Page:Revue des Deux Mondes - 1846 - tome 13.djvu/883

Le texte de cette page a été corrigé et est conforme au fac-similé.

Cependant leurs qualités même n’avaient rien de royal, de dominant et de souverain. Godwin le philosophe[1] et récemment M. Forster[2] les ont trop vantés. Nul d’entre eux ne s’élevait à la hauteur de Cromwell, — ni le pesant Bulstrode, rempli d’arguties pédantesques, heureux de sa gravité magistrale et de sa robe de juge ; — ni le vieux avocat Saint-John, « au nez crochu, à la phrase tortue, » fanatique sombre et avare dans sa vieillesse ; — ni le métaphysicien Vane, subtil constructeur de nuages, et portant dans la vie réelle cet amour des abstractions, cette active subtilité d’intelligence qui embarrasse la vie pratique au lieu de la servir ; — ni le plus brillant et le plus puissant d’entre eux, Henri Marten, qui, plaisant à tous et même se faisant craindre, ne pouvait diriger personne ou se faire obéir, faute de dignité, d’aplomb et de sérieux. Il n’était pas sans analogie avec notre Camille Desmoulins ; c’était, pour le dire en passant, un des plus curieux et des plus aimables personnages de cette grave et terrible époque. Poète, homme de sens, de cœur et d’esprit vif, ce petit homme, que les contemporains nous représentent « toujours droit sur les reins et bien serré dans ses habits, » changeait par une saillie et un à-propos le cours des discussions parlementaires ; le feu de ses bons mots a traversé deux siècles sans s’éteindre. L’indomptable railleur avait toujours dans sa poche des chansons contre les royalistes et de belles odes en faveur de la république. Mais comment en faire un roi ? Il n’est pas sérieux.
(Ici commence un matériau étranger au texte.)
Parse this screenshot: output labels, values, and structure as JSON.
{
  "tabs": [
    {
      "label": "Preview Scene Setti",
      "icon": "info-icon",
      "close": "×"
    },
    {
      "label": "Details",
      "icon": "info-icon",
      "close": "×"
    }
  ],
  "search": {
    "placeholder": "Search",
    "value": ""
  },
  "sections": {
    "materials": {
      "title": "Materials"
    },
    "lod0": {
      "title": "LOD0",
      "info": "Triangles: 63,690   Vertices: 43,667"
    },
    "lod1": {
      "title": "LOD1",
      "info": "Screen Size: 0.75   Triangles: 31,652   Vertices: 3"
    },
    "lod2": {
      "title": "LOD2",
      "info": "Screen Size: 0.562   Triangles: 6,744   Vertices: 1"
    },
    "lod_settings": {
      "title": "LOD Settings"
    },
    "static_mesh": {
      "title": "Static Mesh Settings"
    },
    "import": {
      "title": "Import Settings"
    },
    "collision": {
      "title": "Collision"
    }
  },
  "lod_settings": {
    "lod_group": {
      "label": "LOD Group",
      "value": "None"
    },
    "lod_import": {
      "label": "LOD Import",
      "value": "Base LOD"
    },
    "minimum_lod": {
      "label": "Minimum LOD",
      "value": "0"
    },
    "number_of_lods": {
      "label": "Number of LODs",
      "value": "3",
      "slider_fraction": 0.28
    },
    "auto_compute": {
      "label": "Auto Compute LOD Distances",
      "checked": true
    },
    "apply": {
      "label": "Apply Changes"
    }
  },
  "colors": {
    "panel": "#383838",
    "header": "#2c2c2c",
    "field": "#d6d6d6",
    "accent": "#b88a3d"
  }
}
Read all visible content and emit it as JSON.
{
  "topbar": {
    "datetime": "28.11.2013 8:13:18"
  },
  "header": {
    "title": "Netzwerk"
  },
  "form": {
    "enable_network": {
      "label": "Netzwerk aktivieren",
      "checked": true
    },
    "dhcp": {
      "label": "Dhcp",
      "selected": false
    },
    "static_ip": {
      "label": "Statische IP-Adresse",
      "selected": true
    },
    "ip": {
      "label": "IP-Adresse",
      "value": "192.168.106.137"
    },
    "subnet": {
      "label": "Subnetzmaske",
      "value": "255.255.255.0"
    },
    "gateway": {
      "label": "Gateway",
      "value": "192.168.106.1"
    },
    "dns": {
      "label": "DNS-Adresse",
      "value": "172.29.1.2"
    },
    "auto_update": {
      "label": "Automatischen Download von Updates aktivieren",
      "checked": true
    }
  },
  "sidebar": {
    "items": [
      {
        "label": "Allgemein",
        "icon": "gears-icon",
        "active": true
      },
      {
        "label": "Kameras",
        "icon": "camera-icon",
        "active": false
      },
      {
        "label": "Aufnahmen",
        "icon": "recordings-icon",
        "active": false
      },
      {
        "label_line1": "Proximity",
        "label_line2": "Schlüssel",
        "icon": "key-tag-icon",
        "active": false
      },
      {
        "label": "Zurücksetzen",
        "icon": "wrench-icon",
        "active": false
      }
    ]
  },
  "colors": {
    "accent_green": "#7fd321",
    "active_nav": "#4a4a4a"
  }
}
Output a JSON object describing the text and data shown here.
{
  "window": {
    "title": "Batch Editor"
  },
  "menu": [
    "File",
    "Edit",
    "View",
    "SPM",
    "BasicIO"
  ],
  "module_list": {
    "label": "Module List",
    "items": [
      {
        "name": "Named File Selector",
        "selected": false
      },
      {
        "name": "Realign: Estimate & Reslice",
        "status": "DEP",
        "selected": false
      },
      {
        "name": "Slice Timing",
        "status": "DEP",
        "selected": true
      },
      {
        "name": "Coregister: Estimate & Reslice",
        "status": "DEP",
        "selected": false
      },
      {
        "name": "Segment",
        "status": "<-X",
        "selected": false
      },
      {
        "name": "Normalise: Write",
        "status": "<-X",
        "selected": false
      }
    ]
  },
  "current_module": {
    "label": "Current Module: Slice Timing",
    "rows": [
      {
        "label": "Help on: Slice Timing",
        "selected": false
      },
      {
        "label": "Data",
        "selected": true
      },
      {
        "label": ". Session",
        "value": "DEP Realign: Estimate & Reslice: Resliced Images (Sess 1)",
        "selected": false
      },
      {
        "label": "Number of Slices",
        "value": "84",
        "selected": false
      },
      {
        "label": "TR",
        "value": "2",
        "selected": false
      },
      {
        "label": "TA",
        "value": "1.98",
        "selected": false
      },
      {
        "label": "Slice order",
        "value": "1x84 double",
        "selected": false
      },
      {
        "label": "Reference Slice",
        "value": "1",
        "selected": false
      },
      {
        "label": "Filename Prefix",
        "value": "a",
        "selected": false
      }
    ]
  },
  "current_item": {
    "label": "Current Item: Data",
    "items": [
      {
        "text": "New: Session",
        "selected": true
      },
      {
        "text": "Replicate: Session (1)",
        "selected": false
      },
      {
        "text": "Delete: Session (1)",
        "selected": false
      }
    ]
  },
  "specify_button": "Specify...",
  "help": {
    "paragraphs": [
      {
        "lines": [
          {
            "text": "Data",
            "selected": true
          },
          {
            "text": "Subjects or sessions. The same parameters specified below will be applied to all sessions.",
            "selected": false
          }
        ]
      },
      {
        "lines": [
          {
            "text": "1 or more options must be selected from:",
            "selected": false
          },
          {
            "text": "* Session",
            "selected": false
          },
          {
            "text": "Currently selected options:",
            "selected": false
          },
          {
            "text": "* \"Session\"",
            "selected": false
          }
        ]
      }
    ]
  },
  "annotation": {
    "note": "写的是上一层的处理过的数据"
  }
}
Ce roi sera Cromwell. Il arrive du champ de bataillé de Worcester le 16 septembre 1651, et trouve un parlement qui, depuis le mois d’avril 1649, devrait ne plus siéger, mais qui a pris un moyen excellent de continuer sa vie, celui de s’assembler tous les mercredis pour ne rien faire, ou, comme le dit Henri Marten, « pour considérer ce qu’il y aurait à faire. » Le peuple, qui n’appelle Cromwell que le général, a pour ce débris de parlement immobile une désignation moins polie, il le nomme le croupion. Afin d’arrêter les mauvais discours, et par l’instigation de Cromwell, l’assemblée décide qu’elle vivra trois ans de plus, et là, pendant trente et un mois, les élémens confusément entassés du puritanisme, de la monarchie et de la démocratie, essaient de se débrouiller, mais en vain. Les hommes d’armes veulent une république avec Cromwell pour chef. Les hommes de loi accepteraient soit Cromwell, soit un fils du roi, avec un gouvernement mixte.

  1. Histoire de la République, 3 vol.
  2. Hommes d’état de la République, 6 vol.